Elf już od dwóch miesięcy oswaja i wychowuje swoich właścicieli.
Wakacyjną codzienność uatrakcyjniają zabawne przypadki poznającego
otoczenie czworonoga, który uczy się siusiać jak na prawdziwego psa
przystało wzbudzając entuzjazm Dużego i Młodego, pomaga w wyborze nowego
samochodu, walczy z wyjątkowo groźną i szaloną pralką, zapoznaje się
bliżej z biegającymi kaktusami... Jednak tę radosną rzeczywistość
zakłócają nieprzyjemne zgrzyty: Młody i Duży muszą stawić czoła
pierwszemu młodzieńczemu zawodowi miłosnemu oraz nieuleczalnemu i
wyjątkowo irytującemu wścibstwu pani Sąsiadki.

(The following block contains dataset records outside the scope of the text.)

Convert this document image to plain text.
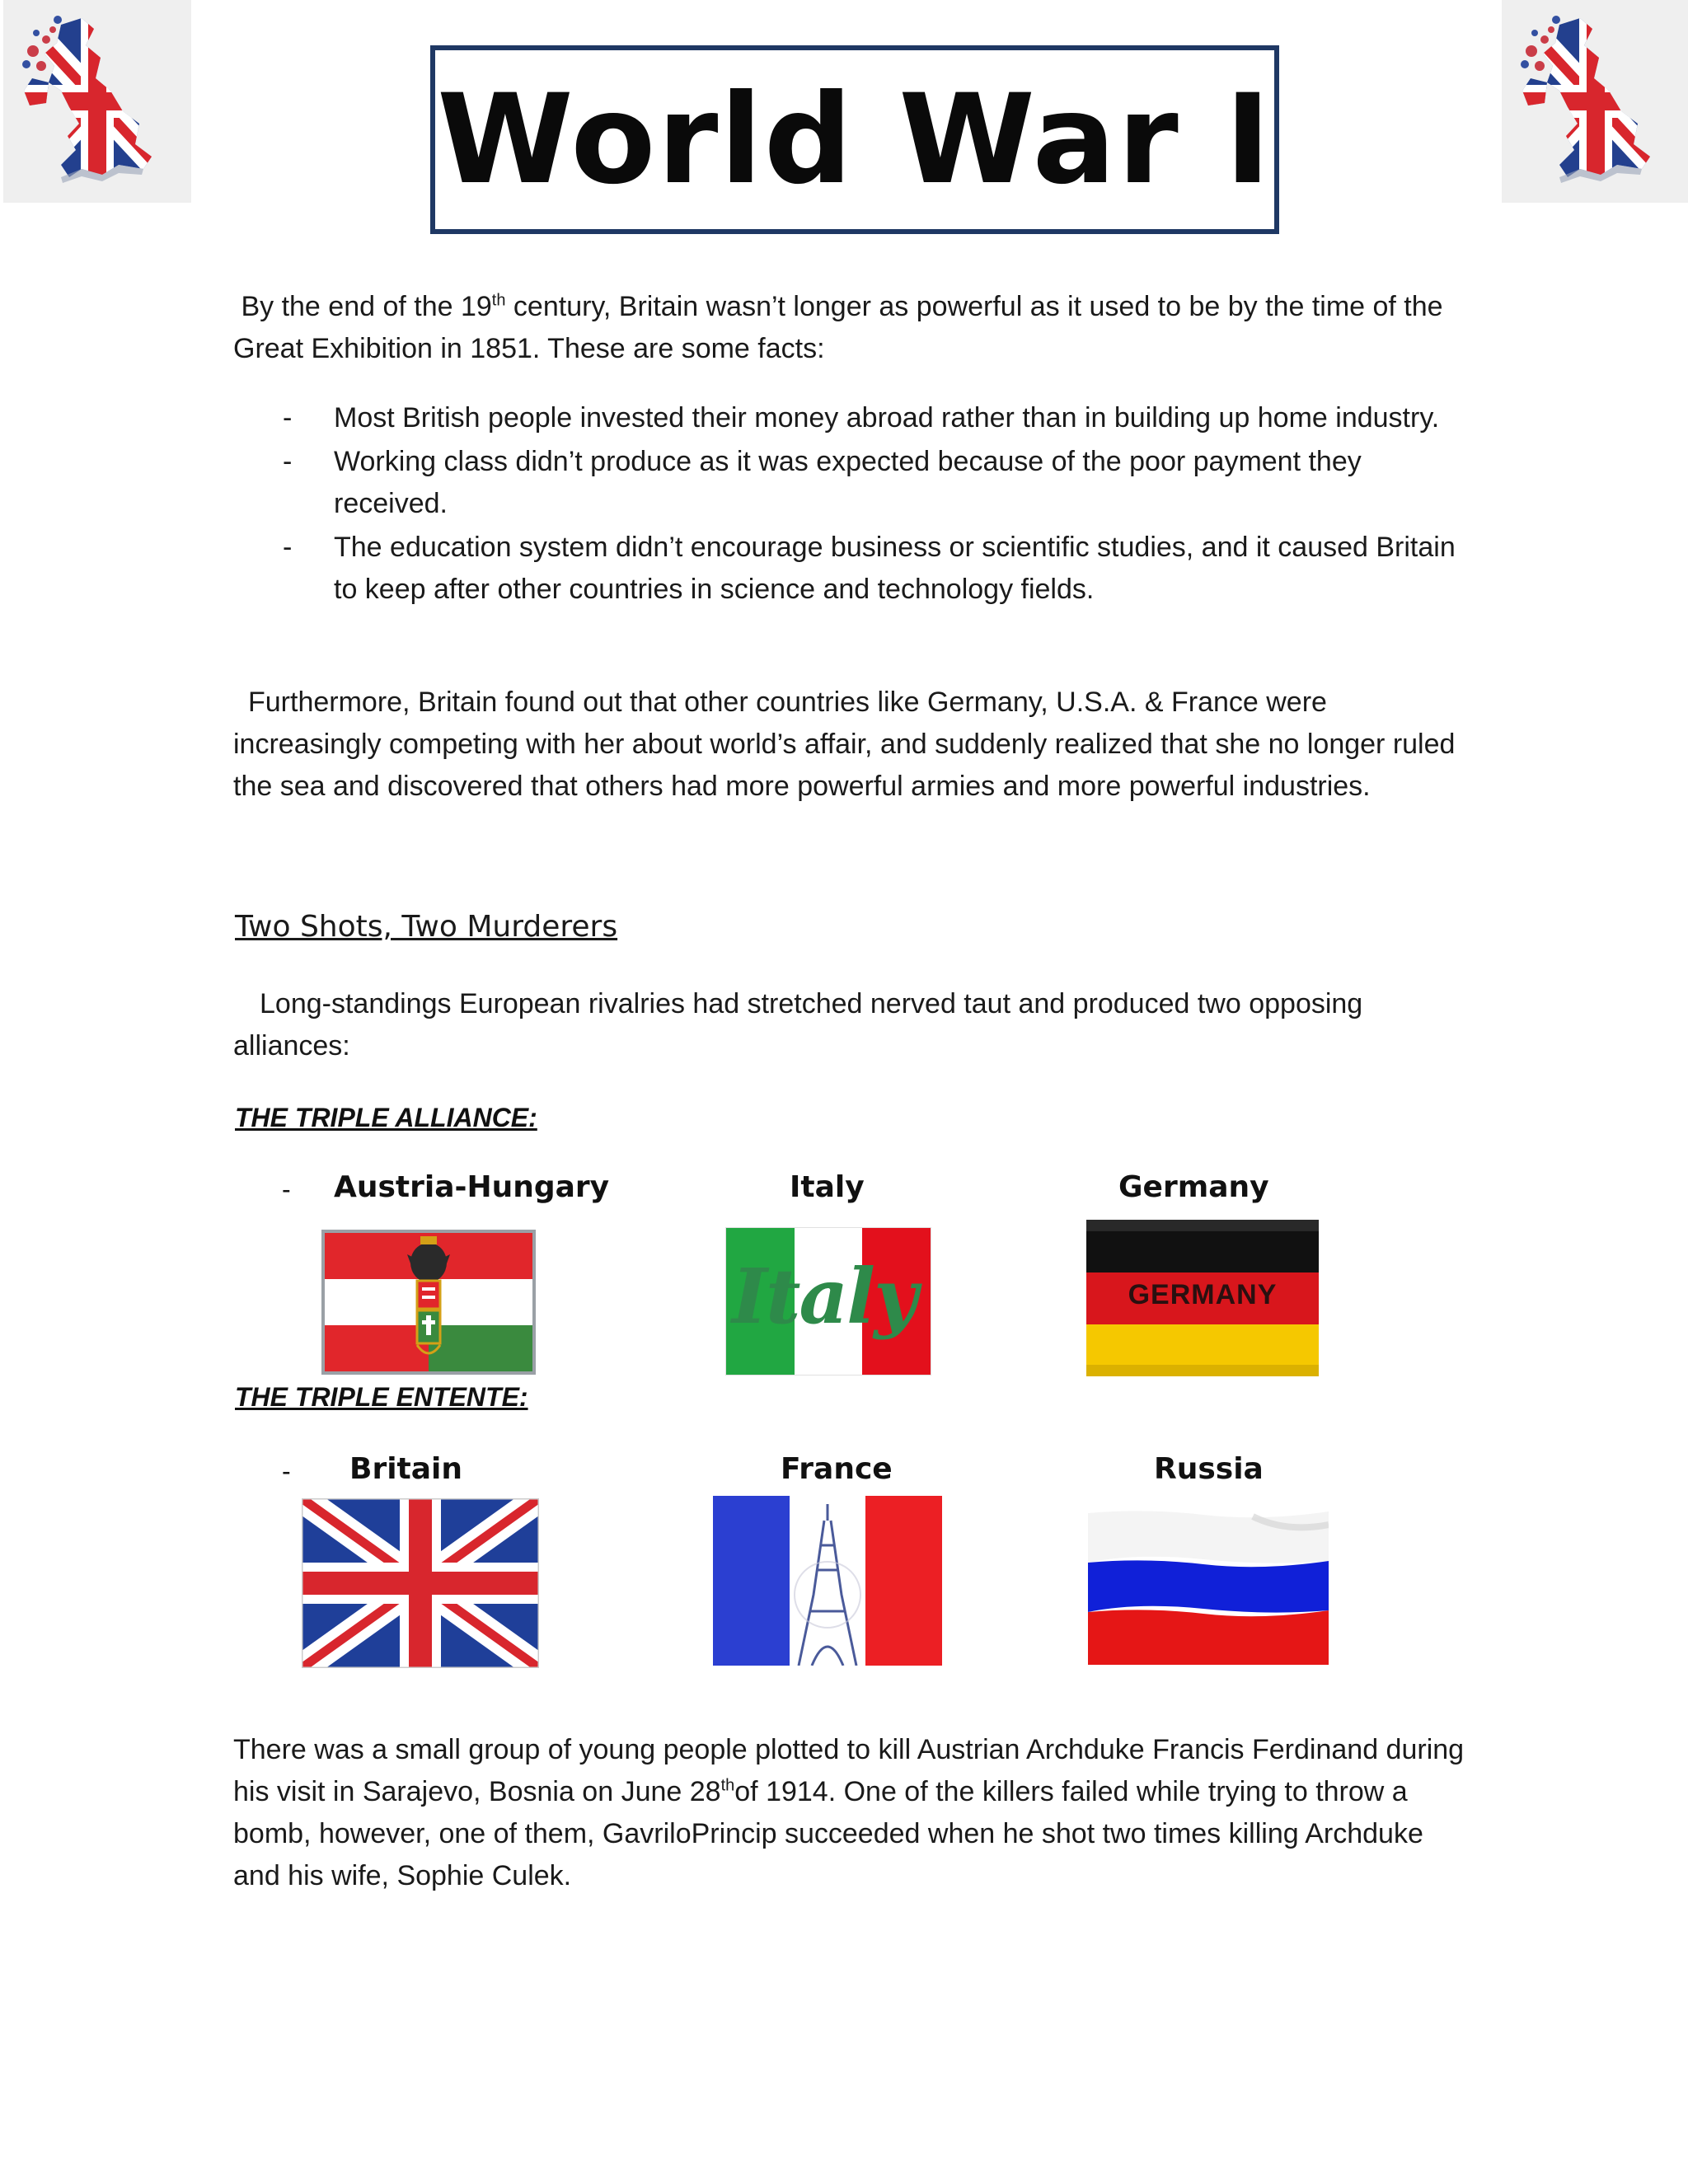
World War I
By the end of the 19th century, Britain wasn’t longer as powerful as it used to be by the time of the Great Exhibition in 1851. These are some facts:
- Most British people invested their money abroad rather than in building up home industry.
- Working class didn’t produce as it was expected because of the poor payment they received.
- The education system didn’t encourage business or scientific studies, and it caused Britain to keep after other countries in science and technology fields.
Furthermore, Britain found out that other countries like Germany, U.S.A. & France were increasingly competing with her about world’s affair, and suddenly realized that she no longer ruled the sea and discovered that others had more powerful armies and more powerful industries.
Two Shots, Two Murderers
Long-standings European rivalries had stretched nerved taut and produced two opposing alliances:
THE TRIPLE ALLIANCE:
- Austria-Hungary	Italy	Germany
Italy	GERMANY
THE TRIPLE ENTENTE:
- Britain	France	Russia
There was a small group of young people plotted to kill Austrian Archduke Francis Ferdinand during his visit in Sarajevo, Bosnia on June 28thof 1914. One of the killers failed while trying to throw a bomb, however, one of them, GavriloPrincip succeeded when he shot two times killing Archduke and his wife, Sophie Culek.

Aby odwrócić uwagę syna od ponurych myśli, ojciec proponuje wakacyjną
wyprawę nad morze - oczywiście wraz z Elfem! Jednak chwilę przed
wyjazdem okazuje się, że pies znika bez śladu. Zrozpaczeni Duży, Młody,
Ewa oraz bliźniacza siostra zaginionego, Erka, ruszają na poszukiwania.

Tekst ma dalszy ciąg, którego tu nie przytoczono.